One wonders if private insurers selling group health or individual coverage don’t have problems with abuse of prescription drugs, or perhaps more precisely, don’t think it’s a problem for their business.
Well, it is.
- Researchers believe each doctor shopper costs upwards of $10,000.
- Total costs to private insurers – back in 2007 – were north of $20 billion.
- Costs for all insurers, public and private, are upwards of $70 billion annually.
- Eight years ago, almost half of Aetna’s member fraud cases involved prescription drugs, with most of those doctor-shopping.
Kudos to work comp for taking the lead on this critical issue. Here’s hoping the rest of the world follows your lead; the chances for success are going to be much greater, and that success will come much faster, if private and public health insurers get involved.
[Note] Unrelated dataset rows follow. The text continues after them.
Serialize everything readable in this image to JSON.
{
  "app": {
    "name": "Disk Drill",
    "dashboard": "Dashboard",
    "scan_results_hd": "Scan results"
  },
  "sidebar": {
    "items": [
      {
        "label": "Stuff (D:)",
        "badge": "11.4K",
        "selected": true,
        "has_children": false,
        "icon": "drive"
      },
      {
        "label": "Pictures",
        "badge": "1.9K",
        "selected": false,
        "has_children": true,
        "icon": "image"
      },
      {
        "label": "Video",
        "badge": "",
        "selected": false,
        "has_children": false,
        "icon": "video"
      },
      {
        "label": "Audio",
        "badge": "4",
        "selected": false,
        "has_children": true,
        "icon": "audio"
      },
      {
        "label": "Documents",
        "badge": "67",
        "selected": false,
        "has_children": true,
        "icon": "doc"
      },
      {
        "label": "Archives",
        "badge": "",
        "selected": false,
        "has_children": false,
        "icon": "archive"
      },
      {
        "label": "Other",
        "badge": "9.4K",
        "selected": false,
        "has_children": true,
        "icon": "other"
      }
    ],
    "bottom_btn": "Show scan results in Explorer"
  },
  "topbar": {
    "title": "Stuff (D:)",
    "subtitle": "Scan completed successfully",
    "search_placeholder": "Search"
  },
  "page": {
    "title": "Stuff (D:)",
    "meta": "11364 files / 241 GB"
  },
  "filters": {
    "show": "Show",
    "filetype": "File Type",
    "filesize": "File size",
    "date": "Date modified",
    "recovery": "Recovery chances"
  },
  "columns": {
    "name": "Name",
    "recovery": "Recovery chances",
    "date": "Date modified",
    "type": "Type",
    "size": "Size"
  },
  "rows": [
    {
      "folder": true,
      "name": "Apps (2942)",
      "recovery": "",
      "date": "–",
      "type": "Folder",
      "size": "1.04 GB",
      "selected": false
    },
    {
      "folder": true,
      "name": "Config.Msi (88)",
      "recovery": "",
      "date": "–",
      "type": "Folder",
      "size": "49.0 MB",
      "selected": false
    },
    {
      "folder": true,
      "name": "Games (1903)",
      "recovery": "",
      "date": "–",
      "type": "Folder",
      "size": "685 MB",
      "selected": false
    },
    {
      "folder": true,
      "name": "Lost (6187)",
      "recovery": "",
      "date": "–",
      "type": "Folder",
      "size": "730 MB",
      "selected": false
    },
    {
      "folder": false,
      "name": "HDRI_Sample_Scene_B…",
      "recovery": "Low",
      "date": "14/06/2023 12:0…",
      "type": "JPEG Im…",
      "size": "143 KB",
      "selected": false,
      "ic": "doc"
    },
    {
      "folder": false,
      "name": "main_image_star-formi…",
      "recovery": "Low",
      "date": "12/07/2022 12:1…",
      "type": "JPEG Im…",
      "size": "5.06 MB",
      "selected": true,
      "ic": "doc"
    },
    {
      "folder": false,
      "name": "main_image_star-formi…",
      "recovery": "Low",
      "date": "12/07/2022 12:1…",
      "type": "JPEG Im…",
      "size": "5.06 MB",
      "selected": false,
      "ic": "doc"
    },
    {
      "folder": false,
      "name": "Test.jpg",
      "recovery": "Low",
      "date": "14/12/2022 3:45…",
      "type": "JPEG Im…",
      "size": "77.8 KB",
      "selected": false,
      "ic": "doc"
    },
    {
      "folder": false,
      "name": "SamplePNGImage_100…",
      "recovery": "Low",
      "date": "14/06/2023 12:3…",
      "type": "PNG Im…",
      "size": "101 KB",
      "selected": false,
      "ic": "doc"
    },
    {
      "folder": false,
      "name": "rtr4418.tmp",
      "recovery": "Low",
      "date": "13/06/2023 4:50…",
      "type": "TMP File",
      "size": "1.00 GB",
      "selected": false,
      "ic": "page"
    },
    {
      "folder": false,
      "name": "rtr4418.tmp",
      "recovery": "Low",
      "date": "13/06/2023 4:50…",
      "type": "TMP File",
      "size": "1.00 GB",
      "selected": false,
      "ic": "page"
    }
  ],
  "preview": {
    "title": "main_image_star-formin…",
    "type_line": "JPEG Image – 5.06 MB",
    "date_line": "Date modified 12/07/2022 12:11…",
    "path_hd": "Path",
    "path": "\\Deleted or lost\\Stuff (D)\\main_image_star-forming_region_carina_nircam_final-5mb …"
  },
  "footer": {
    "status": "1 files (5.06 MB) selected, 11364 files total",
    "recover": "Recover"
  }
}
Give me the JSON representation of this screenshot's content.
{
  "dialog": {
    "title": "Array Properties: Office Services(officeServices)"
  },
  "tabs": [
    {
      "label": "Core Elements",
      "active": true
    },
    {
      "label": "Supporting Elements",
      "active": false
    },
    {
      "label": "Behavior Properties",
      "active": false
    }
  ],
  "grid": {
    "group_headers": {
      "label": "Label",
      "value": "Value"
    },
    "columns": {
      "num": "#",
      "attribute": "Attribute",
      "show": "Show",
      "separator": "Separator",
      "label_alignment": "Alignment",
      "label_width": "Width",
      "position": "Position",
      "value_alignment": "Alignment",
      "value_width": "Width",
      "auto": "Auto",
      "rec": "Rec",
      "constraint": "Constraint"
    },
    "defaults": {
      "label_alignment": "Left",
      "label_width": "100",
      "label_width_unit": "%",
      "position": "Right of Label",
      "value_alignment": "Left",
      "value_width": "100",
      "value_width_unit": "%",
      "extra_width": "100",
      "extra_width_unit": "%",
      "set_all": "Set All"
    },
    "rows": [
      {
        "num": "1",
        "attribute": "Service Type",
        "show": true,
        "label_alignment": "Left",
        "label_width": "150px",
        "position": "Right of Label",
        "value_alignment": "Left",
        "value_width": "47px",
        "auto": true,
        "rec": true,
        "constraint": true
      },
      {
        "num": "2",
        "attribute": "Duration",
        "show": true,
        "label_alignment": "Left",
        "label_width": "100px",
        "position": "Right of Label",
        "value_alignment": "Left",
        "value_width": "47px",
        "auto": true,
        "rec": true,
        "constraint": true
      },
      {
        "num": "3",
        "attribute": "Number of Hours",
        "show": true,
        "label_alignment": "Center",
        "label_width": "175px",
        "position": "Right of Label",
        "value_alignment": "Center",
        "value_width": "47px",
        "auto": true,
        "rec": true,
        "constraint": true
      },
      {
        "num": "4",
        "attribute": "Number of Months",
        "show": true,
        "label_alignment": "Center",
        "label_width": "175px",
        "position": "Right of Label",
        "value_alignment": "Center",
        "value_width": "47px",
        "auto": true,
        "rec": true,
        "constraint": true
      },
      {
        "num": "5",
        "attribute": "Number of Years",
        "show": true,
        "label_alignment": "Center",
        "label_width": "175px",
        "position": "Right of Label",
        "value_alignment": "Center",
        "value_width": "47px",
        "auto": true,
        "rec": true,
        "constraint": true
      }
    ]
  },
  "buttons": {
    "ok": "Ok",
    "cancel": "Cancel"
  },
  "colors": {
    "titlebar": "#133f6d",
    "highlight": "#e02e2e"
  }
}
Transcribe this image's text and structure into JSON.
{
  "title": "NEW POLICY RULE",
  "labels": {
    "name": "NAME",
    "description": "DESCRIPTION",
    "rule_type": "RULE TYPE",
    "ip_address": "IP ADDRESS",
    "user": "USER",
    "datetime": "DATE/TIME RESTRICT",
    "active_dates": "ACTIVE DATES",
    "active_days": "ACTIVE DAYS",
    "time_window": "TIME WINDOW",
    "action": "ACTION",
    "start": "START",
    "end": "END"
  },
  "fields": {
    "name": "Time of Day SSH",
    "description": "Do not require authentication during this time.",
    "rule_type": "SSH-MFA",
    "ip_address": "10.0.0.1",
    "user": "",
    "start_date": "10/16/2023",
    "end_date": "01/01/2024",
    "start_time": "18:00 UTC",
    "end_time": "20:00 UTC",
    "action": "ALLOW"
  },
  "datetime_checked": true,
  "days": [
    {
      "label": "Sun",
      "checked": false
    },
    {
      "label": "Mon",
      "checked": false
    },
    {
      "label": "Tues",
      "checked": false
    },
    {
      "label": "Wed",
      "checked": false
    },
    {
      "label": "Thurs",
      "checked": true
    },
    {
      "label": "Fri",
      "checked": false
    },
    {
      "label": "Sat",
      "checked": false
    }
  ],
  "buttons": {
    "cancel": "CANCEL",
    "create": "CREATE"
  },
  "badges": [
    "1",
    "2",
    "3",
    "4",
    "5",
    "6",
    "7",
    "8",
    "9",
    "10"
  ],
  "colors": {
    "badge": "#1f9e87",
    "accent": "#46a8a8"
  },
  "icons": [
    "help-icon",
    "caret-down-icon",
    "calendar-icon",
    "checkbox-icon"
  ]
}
I administer a Taft Hartley plan and in the past worked for a Taft Hartley TPA and also managed corporate benefits for employers with 1000 to 5000 US employees. The abuse of prescription drugs varies depending on the population but for many plans it is a significant issue. I know administrators of construction trade Taft Hartleys who tell me that in some rural areas that as much as 50% of the adult population may have some form of addiction to both legal and illegal drugs. I know firsthand that the opoids can destroy lives and even entire families. But there are two constraints (whether real or perceived) that have deterred more aggressive intervention – first, the impact of HIPAA definitely makes many benefits professionals reluctant to more actively address individuals who may be abusing drugs and/or the doctors who feed the addiction. The other problem is that there is a veritable wall between workers’ comp and employer benefit plans and therefore, little coordinated effort or information sharing – even with many organizations the management of workers’ comp and the employee benefits plans is bifurcated.
You are one of a few who understand the magnitude of this problem.